C’est, je le veux bien, une justice quelque peu arbitraire, mais c’est du moins une révolte contre un mauvais gouvernement, une preuve de « smartness » pour parler américain, et voilà pourquoi le brigand est un être supérieur. Le plus à plaindre c’est le marchand dont les caravanes sont souvent d’aussi bonne prise que les coffres des employés.

Quand le pillage d’une caravane donne bien, les brigands se livrent souvent aux plus curieuses extravagances de dépenses et d’orgies. Une fois la bande de Guégou jeta toute une cargaison de sucre dans le bassin d’une source pour se payer le luxe de faire boire à ses chevaux de l’eau sucrée !

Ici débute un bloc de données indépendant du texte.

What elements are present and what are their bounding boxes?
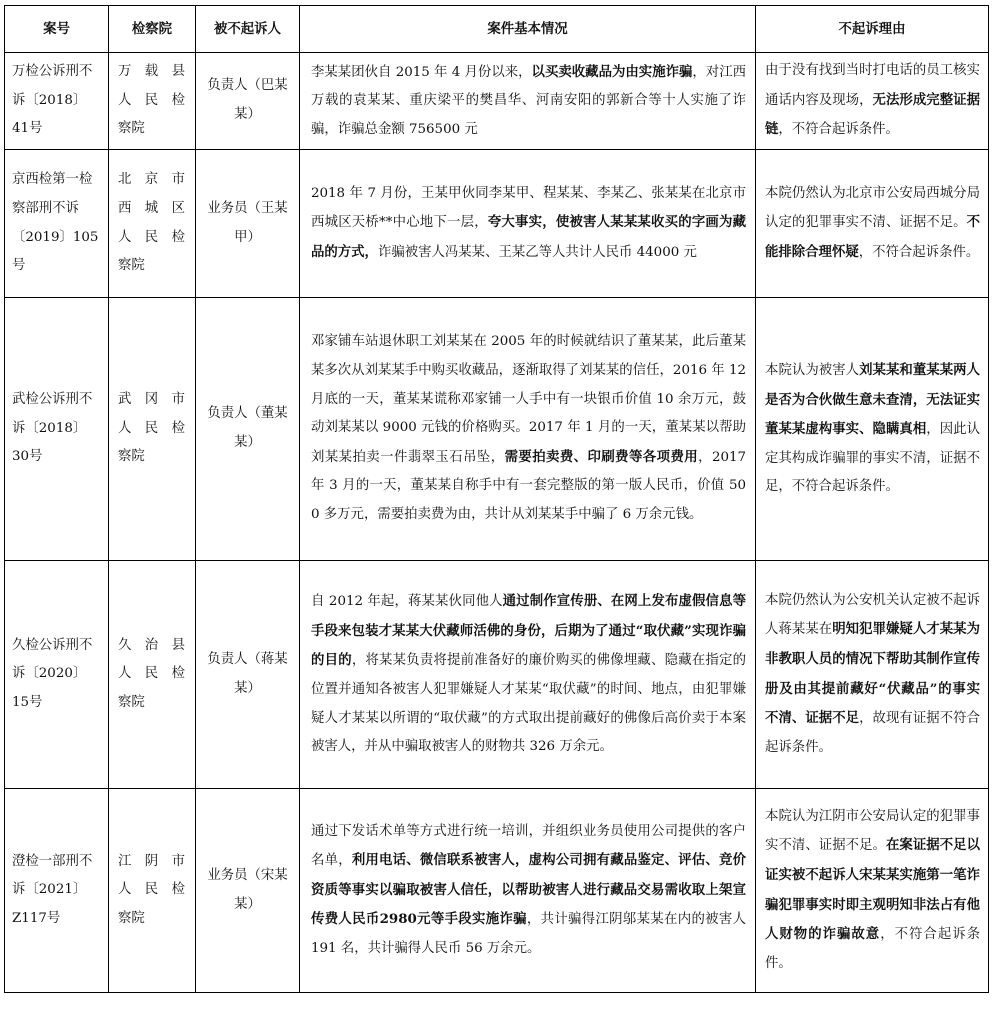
case-number: 澄检一部刑不诉〔2021〕Z117号 xyxy=(5,789,109,993)
header-row xyxy=(5,6,989,53)
case-number: 武检公诉刑不诉〔2018〕30号 xyxy=(5,298,109,561)
table-row xyxy=(5,561,989,789)
defendant: 负责人（巴某某） xyxy=(196,53,300,150)
defendant: 负责人（蒋某某） xyxy=(196,561,300,789)
procuratorate: 北京市 西城区 人民检 察院 xyxy=(109,150,196,298)
case-number: 京西检第一检察部刑不诉〔2019〕105号 xyxy=(5,150,109,298)
case-facts: 自 2012 年起，蒋某某伙同他人通过制作宣传册、在网上发布虚假信息等手段来包装才某某大伏藏师活佛的身份，后期为了通过“取伏藏”实现诈骗的目的，将某某负责将提前准备好的廉价购买的佛像埋藏、隐藏在指定的位置并通知各被害人犯罪嫌疑人才某某“取伏藏”的时间、地点，由犯罪嫌疑人才某某以所谓的“取伏藏”的方式取出提前藏好的佛像后高价卖于本案被害人，并从中骗取被害人的财物共 326 万余元。 xyxy=(300,561,756,789)
case-facts: 李某某团伙自 2015 年 4 月份以来，以买卖收藏品为由实施诈骗，对江西万载的袁某某、重庆梁平的樊昌华、河南安阳的郭新合等十人实施了诈骗，诈骗总金额 756500 元 xyxy=(300,53,756,150)
table-row xyxy=(5,150,989,298)
table-row xyxy=(5,789,989,993)
header-case-no: 案号 xyxy=(5,6,109,53)
case-facts: 2018 年 7 月份，王某甲伙同李某甲、程某某、李某乙、张某某在北京市西城区天桥**中心地下一层，夸大事实，使被害人某某某收买的字画为藏品的方式，诈骗被害人冯某某、王某乙等人共计人民币 44000 元 xyxy=(300,150,756,298)
non-prosecution-reason: 本院认为江阴市公安局认定的犯罪事实不清、证据不足。在案证据不足以证实被不起诉人宋某某实施第一笔诈骗犯罪事实时即主观明知非法占有他人财物的诈骗故意，不符合起诉条件。 xyxy=(756,789,989,993)
defendant: 业务员（宋某某） xyxy=(196,789,300,993)
case-facts: 邓家铺车站退休职工刘某某在 2005 年的时候就结识了董某某，此后董某某多次从刘某某手中购买收藏品，逐渐取得了刘某某的信任，2016 年 12 月底的一天，董某某谎称邓家铺一人手中有一块银币价值 10 余万元，鼓动刘某某以 9000 元钱的价格购买。2017 年 1 月的一天，董某某以帮助刘某某拍卖一件翡翠玉石吊坠，需要拍卖费、印刷费等各项费用，2017 年 3 月的一天，董某某自称手中有一套完整版的第一版人民币，价值 500 多万元，需要拍卖费为由，共计从刘某某手中骗了 6 万余元钱。 xyxy=(300,298,756,561)
procuratorate: 江阴市 人民检 察院 xyxy=(109,789,196,993)
procuratorate: 万载县 人民检 察院 xyxy=(109,53,196,150)
table-row xyxy=(5,298,989,561)
non-prosecution-reason: 本院认为被害人刘某某和董某某两人是否为合伙做生意未查清，无法证实董某某虚构事实、隐瞒真相，因此认定其构成诈骗罪的事实不清，证据不足，不符合起诉条件。 xyxy=(756,298,989,561)
header-defendant: 被不起诉人 xyxy=(196,6,300,53)
case-number: 久检公诉刑不诉〔2020〕15号 xyxy=(5,561,109,789)
non-prosecution-reason: 由于没有找到当时打电话的员工核实通话内容及现场，无法形成完整证据链，不符合起诉条件。 xyxy=(756,53,989,150)
case-number: 万检公诉刑不诉〔2018〕41号 xyxy=(5,53,109,150)
non-prosecution-reason: 本院仍然认为北京市公安局西城分局认定的犯罪事实不清、证据不足。不能排除合理怀疑，不符合起诉条件。 xyxy=(756,150,989,298)
header-procuratorate: 检察院 xyxy=(109,6,196,53)
cases-table xyxy=(4,5,989,993)
procuratorate: 武冈市 人民检 察院 xyxy=(109,298,196,561)
procuratorate: 久治县 人民检 察院 xyxy=(109,561,196,789)
header-reason: 不起诉理由 xyxy=(756,6,989,53)
defendant: 业务员（王某甲） xyxy=(196,150,300,298)
non-prosecution-reason: 本院仍然认为公安机关认定被不起诉人蒋某某在明知犯罪嫌疑人才某某为非教职人员的情况下帮助其制作宣传册及由其提前藏好“伏藏品”的事实不清、证据不足，故现有证据不符合起诉条件。 xyxy=(756,561,989,789)
table-row xyxy=(5,53,989,150)
header-facts: 案件基本情况 xyxy=(300,6,756,53)
case-facts: 通过下发话术单等方式进行统一培训，并组织业务员使用公司提供的客户名单，利用电话、微信联系被害人，虚构公司拥有藏品鉴定、评估、竞价资质等事实以骗取被害人信任，以帮助被害人进行藏品交易需收取上架宣传费人民币2980元等手段实施诈骗，共计骗得江阴邬某某在内的被害人 191 名，共计骗得人民币 56 万余元。 xyxy=(300,789,756,993)
defendant: 负责人（董某某） xyxy=(196,298,300,561)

Guégou était brigand, mais il avait conscience de remplir une mission honnête ; aussi quel ne fut pas son étonnement quand un jour, mis en rapport avec les Lazaristes de Khosrâva, il les entendit condamner sa conduite ! « Mais mon Père, moi ne jamais faire mal ; ne pas tuer hommes (chrétiens) ; tuer seulement chiens (musulmans). » Le raisonnement était profond, mais il n’eut pas le don de convaincre les missionnaires : ceux-ci insistent ; et comme Guégou était au fond un bon chrétien, il fait de solennelles promesses et se retire du métier. Il avait au demeurant bien droit au repos, car il a trois balles dans le corps et il ne compte plus celles qu’il a extirpées !

Pendant ses voyages il a appris beaucoup ; il ne serait, sans doute, reçu académicien dans aucun pays ; mais il parle russe, arménien, turc, persan, chaldéen, kurde et français. C’est donc un savant. C’est surtout un philosophe, et ses aperçus sous leur forme naïve sont parfois bien profonds.